A New York Restaurant Is Showcasing What Hamburgers Used To Taste Like
Americans have been chomping down on burgers for more than 100 years, but the burgers of the past tasted different than they do today. Now, thanks to one man, these age-old recipes are no longer lost to history. Enter burger scholar George Motz, a history enthusiast and researcher with distinctively bushy muttonchop sideburns. He's written entire books, hosted TV shows, and even taught a university class about burgers and their origins.
It's safe to say he knows a thing or two about burgers and their history. Starting in the summer of 2023, he's spearheading Hamburger America, a restaurant in New York dedicated to burgers gone by. In addition to period-appropriate drinks like milk, egg cream, and fresh-squeezed lemonade, Hamburger America's menu has three historic burgers.
The first is the century-old Oklahoma-style fried onion burger; onions, in fact, were the first burger topping. These burgers date all the way back to the Great Depression. The second is a smashburger with onion, pickle, and mustard — and no ketchup, since that condiment didn't become popular on burgers till the 1940s. The third burger will be a regional specialty that'll rotate monthly. In fact, Motz says he already has the first two years of his restaurant's menu planned.

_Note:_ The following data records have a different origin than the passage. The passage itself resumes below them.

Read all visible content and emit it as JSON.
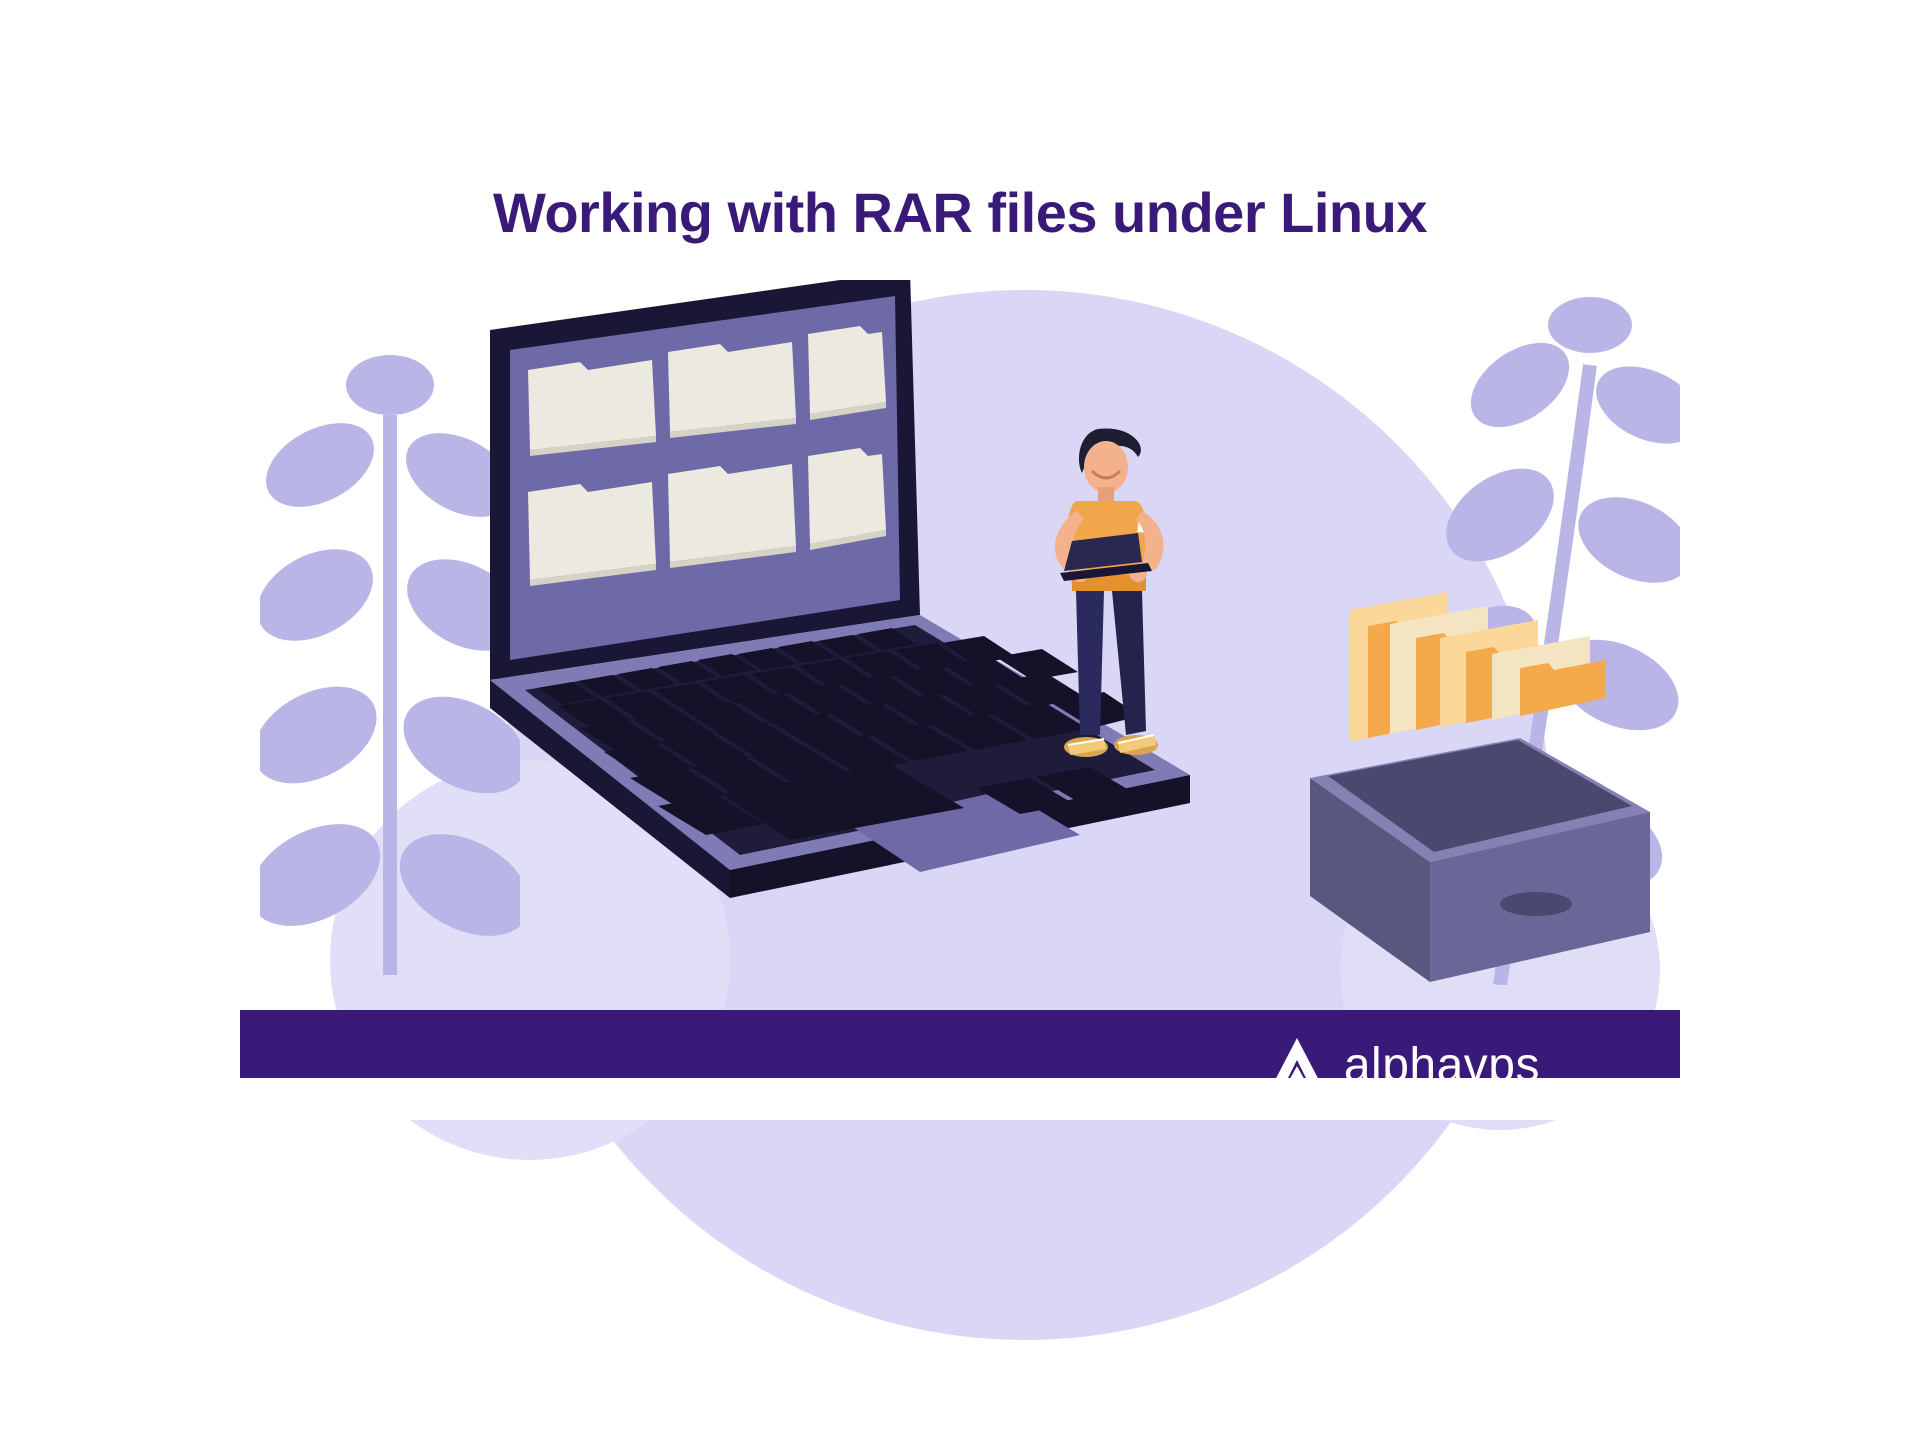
{
  "headline": "Working with RAR files under Linux",
  "brand": {
    "name": "alphavps"
  },
  "colors": {
    "purple_dark": "#3a1a78",
    "purple_light": "#d9d6f6",
    "leaf": "#b9b5e6",
    "laptop_frame": "#1a1636",
    "laptop_body": "#7e7bb5",
    "laptop_screen": "#6e6aa8",
    "key_dark": "#141128",
    "folder_light": "#eceae0",
    "folder_shadow": "#d6d2c4",
    "person_shirt": "#f2a64b",
    "person_pants": "#2a2a5f",
    "person_skin": "#f3b28b",
    "person_hair": "#1e1e32",
    "drawer_body": "#6a6798",
    "drawer_front": "#5a577f",
    "file_orange": "#f4a94a",
    "file_orange_light": "#fcd79a",
    "file_cream": "#f4e4c1"
  }
}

Sadly, it's impossible to replicate the true taste of mid-century burgers
While George Motz's attempt is noble, it will still be difficult to make a burger exactly like someone did 100 years ago. Like many classic foods, the history of the hamburger is shrouded in mystery, and there's plenty that people get wrong. In fact, we might have ancient Romans to thank for a version of the first meat patty — made with pepper, wine, and pine nuts. This is certainly a different flavor profile from modern burgers, which were popularized at the 1904 St. Louis World's Fair.
But even when recipes survive, a list of ingredients doesn't guarantee you'll be able to reproduce the same flavors. Many foods taste different now than they did centuries or even decades ago. Take a tomato, for example, a classic burger topping. Today, tomatoes are less sweet and have a less nuanced flavor than they did years ago. Why? The crops have been modified to last longer in storage, at the expense of delicate aromatic compounds. The beef is not the same, either. Compared with two generations ago, cattle are harvested younger — but produce more meat — pointing to the industrialized feeding regimens that produce cheap meat but sacrifice flavor and quality.
To be sure, recreating historical burger recipes — like any retro recipes that deserve comebacks — will likely yield delicious results. But sadly, the flavors will not be identical to the burgers our great-grandparents enjoyed. Still, Motz is making sure these old-school ways of cooking find new audiences.